Now that sounds familiar. I’ve heard the same said about myself!

Shirleen goes on to relate that her brother enjoyed farming so much that he bought a home in Sigurd and moved there about 1981. He raised cattle, milked cows, grew hay and bailed it. On June 14, 1986, he married Janeece Jorgensen in the LDS Manti Temple. They have two sons: Skyler, born January 19, 1988, and Trever, born February 10, 1989.

“Darr had planned a huge reunion for his friends from California, to come to a party at his home in Utah,” Shirleen continues. “He had no idea that he was planning his funeral. Darr was on a winding road in Utah, on his way to cleaning one of the church buildings, when his car flew off the side of the road, and he was killed. The same date for the party, was his funeral.”

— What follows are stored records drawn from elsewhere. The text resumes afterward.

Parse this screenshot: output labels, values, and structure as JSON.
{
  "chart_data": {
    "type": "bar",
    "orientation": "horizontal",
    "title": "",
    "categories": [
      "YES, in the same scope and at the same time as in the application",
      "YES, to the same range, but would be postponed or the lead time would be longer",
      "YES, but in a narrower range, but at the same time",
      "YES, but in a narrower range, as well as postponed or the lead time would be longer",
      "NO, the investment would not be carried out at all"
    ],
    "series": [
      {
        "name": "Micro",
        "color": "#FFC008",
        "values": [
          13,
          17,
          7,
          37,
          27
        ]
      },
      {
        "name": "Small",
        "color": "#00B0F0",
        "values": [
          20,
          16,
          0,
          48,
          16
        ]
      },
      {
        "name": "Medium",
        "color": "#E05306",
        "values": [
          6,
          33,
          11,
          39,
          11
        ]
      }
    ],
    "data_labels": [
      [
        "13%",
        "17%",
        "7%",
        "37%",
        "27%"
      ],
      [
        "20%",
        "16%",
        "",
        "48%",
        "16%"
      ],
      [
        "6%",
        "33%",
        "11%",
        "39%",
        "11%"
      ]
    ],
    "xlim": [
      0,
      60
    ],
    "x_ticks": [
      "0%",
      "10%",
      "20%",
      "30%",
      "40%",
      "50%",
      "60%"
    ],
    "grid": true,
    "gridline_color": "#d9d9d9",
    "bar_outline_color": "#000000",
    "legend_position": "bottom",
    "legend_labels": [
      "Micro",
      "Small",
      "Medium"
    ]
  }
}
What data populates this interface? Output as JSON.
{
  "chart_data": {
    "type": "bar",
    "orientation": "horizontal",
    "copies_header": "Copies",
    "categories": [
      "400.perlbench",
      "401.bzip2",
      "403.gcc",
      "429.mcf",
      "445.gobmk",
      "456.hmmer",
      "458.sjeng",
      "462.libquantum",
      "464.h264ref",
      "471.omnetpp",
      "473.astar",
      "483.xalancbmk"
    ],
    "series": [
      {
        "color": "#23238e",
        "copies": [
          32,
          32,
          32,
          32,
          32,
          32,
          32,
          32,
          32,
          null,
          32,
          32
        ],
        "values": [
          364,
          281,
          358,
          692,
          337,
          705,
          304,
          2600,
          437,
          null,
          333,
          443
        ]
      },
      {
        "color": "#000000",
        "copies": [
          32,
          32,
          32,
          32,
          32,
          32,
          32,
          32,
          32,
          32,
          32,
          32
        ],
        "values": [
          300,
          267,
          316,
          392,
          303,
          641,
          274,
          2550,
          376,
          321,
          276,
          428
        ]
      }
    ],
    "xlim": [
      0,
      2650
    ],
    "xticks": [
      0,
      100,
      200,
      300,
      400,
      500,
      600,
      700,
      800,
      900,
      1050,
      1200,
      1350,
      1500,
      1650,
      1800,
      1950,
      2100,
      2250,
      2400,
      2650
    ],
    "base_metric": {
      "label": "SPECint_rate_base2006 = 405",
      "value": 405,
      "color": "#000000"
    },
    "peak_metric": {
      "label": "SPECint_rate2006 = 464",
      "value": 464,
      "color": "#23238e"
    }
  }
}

So now at long last I know the name of the handsome young man I saw standing beside the road, what he was doing there and what became of him afterward. I also know the pain of those who loved him and lost him and miss him in the worst possible way, because it so happens that 24 years ago my father had also been planning a big party for family and friends. In preparation for the event, he’d been pruning bushes and cleaning up the yard, and on his way home from the dump—on a winding road in Utah—his pickup truck inexplicably ran off the road and crashed into a utility pole. Dad was killed instantly, and was laid to rest on March 30, 1985—the day that would have been my parents’ Golden Wedding Anniversary.